How can we help those who suffer from bipolarity?
In my book, I outline a number of things you shouldn’t say to someone who suffers from bipolarity but if I could only pick one thing that would help, it would be non-judgmental compassion. By that I mean just try to be kind and listen. If someone confides in you about their issues with mental health, that’s already a big hurdle to overcome, so try not to judge or define that person as their illness.
Do you think there is less stigma today and a better understanding of mental illness?
Unfortunately, there is still a stigma attached to bipolar disorder and mental health problems in general but slowly it is being broken down.
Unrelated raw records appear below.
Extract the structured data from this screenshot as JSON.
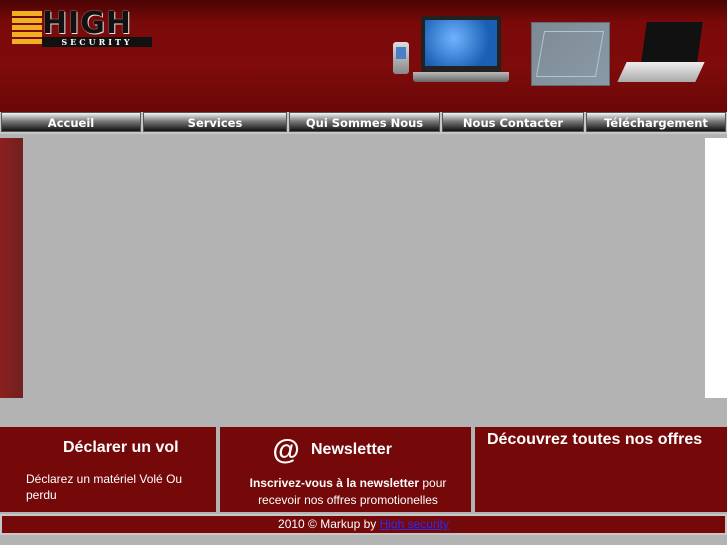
{
  "logo": {
    "word": "HIGH",
    "sub": "SECURITY"
  },
  "nav": {
    "items": [
      "Accueil",
      "Services",
      "Qui Sommes Nous",
      "Nous Contacter",
      "Téléchargement"
    ]
  },
  "boxes": {
    "declare": {
      "title": "Déclarer un vol",
      "text": "Déclarez un matériel Volé Ou perdu"
    },
    "newsletter": {
      "icon": "@",
      "title": "Newsletter",
      "text_bold": "Inscrivez-vous à la newsletter",
      "text_rest": " pour recevoir nos offres promotionelles"
    },
    "offers": {
      "title": "Découvrez toutes nos offres"
    }
  },
  "footer": {
    "text": "2010 © Markup by ",
    "link": "High security"
  },
  "colors": {
    "brand_red": "#750909",
    "header_red": "#7f0b0b",
    "logo_gold": "#f0b020",
    "link_blue": "#2a2aff"
  }
}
The more we can be transparent about mental health, the better. I think the tragic deaths of fashion designer Kate Spade and celebrity chef Anthony Bourdain earlier this year have made people realize that mental health issues can affect anyone, not just us mere mortals.
Where do you like to go in Paris or what do you like to indulge in when your spirits are good?
My favorite place to go in Paris when my spirits are good is actually also my place of choice when my spirits are bad. Just past the catacombs, relatively unknown to even dog owners, there is a small, completely enclosed dog park. I go there two or three times a week with my deaf dog and it is truly my happy place. Since he can’t hear, he doesn’t get to be off leash much but there he can run and play with lots of other dogs and I don’t have to worry about him. I can easily spend three or four hours there, just watching his happy face. There he is at his most content and if my dog is happy, I’m happy.